Individually most of the proposals are no big deal but overall the plan is cleverly-constructed to transform teaching. As a learned reader puts it, VC Glyn Davis “found the university analogue and will leave it digital.”
Ranking agency QS has bought Hobsons Solutions “the leading provider of international enrolment management solutions.” This is natural extension of QS information products.
What’s NXT for uni funding
Policy experts fired up their prognosticators on Friday with news that Nick Xenophon, was returning to South Australian politics. The general conclusion was that this is enormously significant for the fate of Education Minister Simon Birmingham’s higher education bill, unless it isn’t.
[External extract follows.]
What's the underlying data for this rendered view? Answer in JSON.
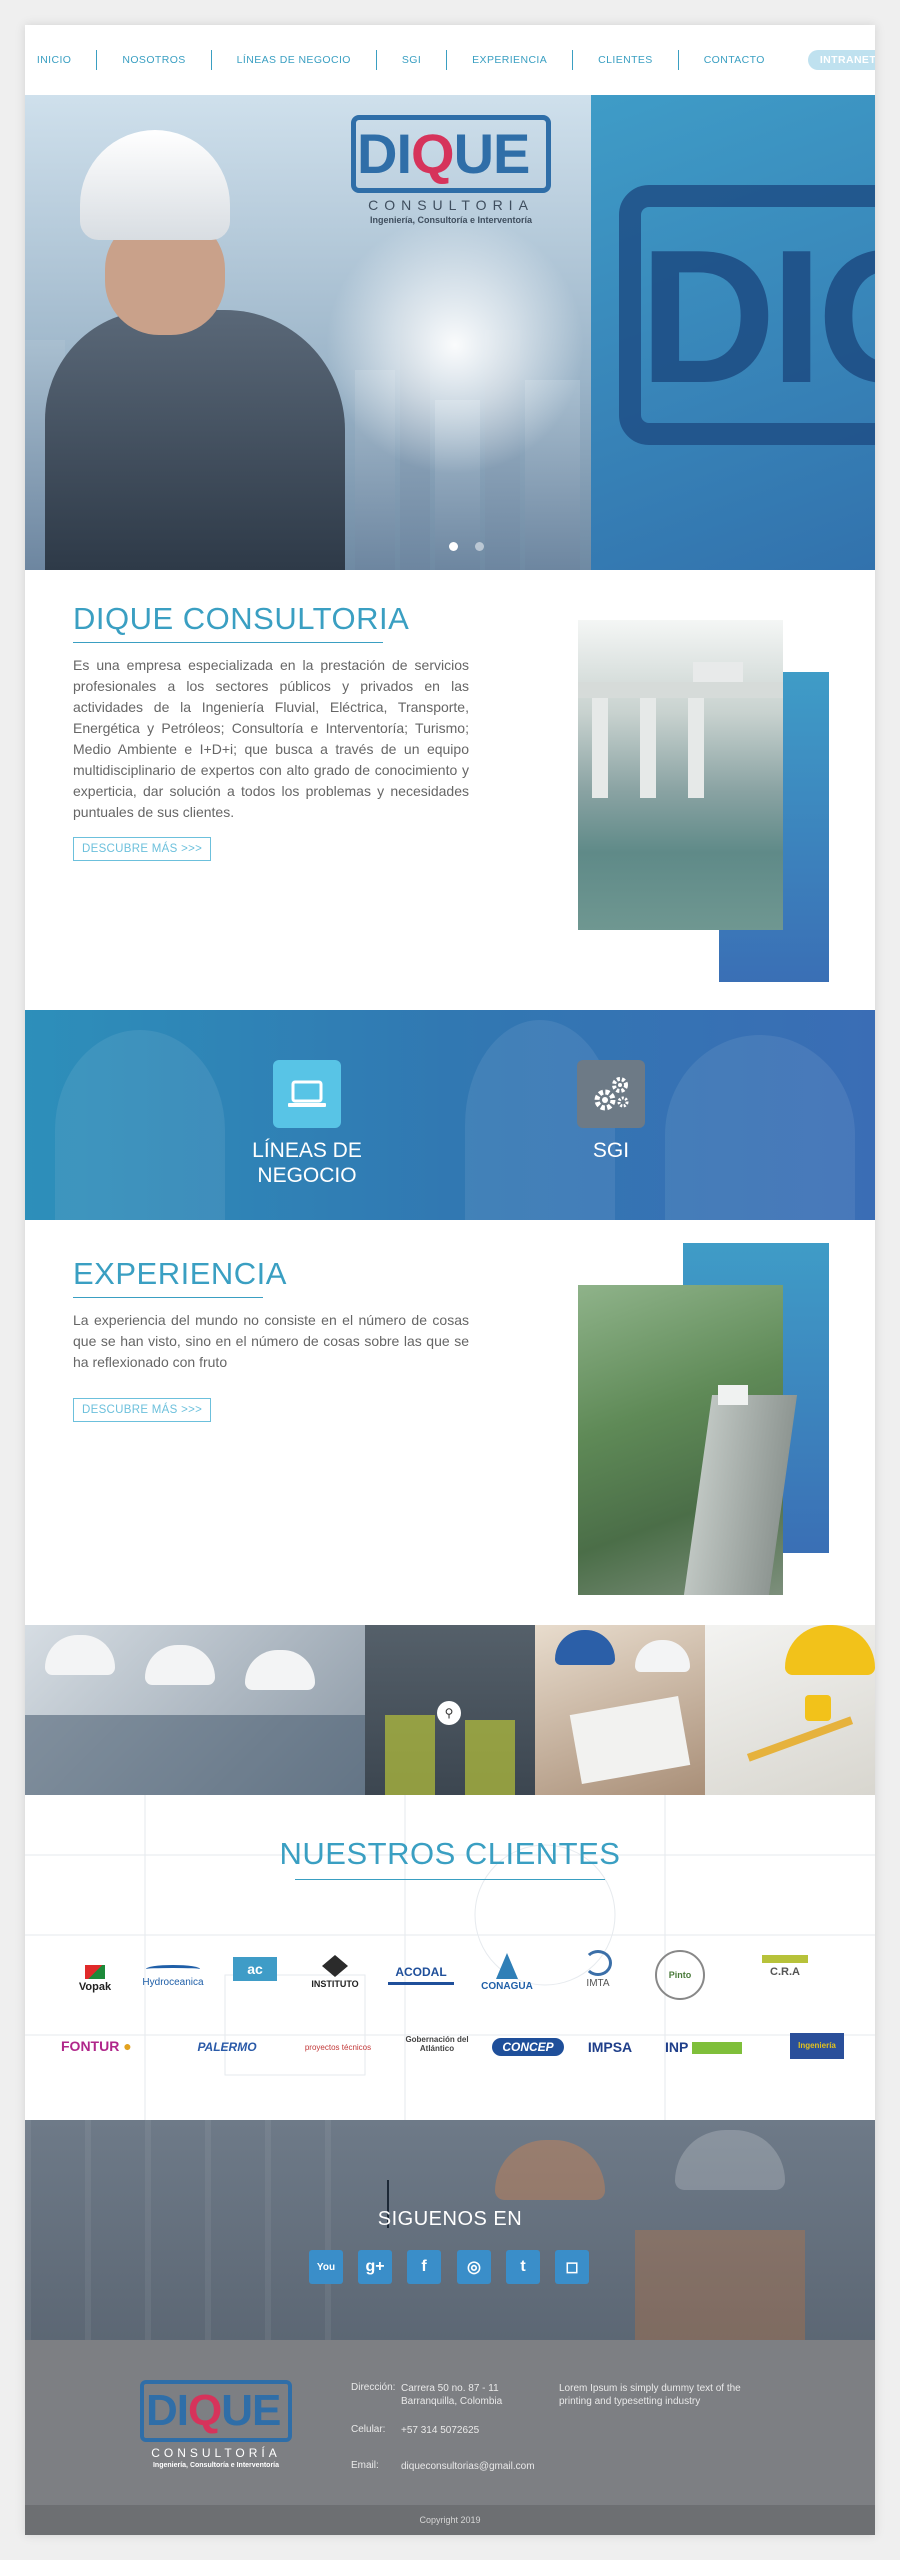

If the government brings the bill to the Senate next week before the High Court judgement on his citizenship status the numbers, whatever they turn out to be, could be unchanged, with Senator Xenophon still there. But if the legislation is later, and Senator Xenophon is gone, either of his own volition or because the High Court has thrown him out for the high crime of having a dad who was born a British colonial subject in Cyprus, it will not change the Senate balance. While it is unlikely the SA parliament will have appointed the NxT senator, Labor and the government are honouring pairs.
But will the prospect of Senator Xenophon nicking off encourage his federal colleagues to take a different line?
This depends on knowing how many horses he was interested in trading with the government. And people who do aren’t Mr Ed-ing. Unless, of course, his colleagues will now make their own running –Simon Birmingham, an SA senator, might think so, given the serve he gave Sen Xenophon on Friday. The ever-astute minister was blistering in his response to the Xenophon announcement in a way not likely to keep Nick on-side.
There is a view that Member for Mayo, Rebekha Sharkie meant what she said in her second reading speech and that while she might wear a lower student repayment threshold she is agin the university funding cut. SA senator Stirling Griff on the other hand is thought more sympathetic to the government on this issue. The balance of opinion is that the Senate without Xenophon will be an ever tougher sell for Senator Birmingham’s bill.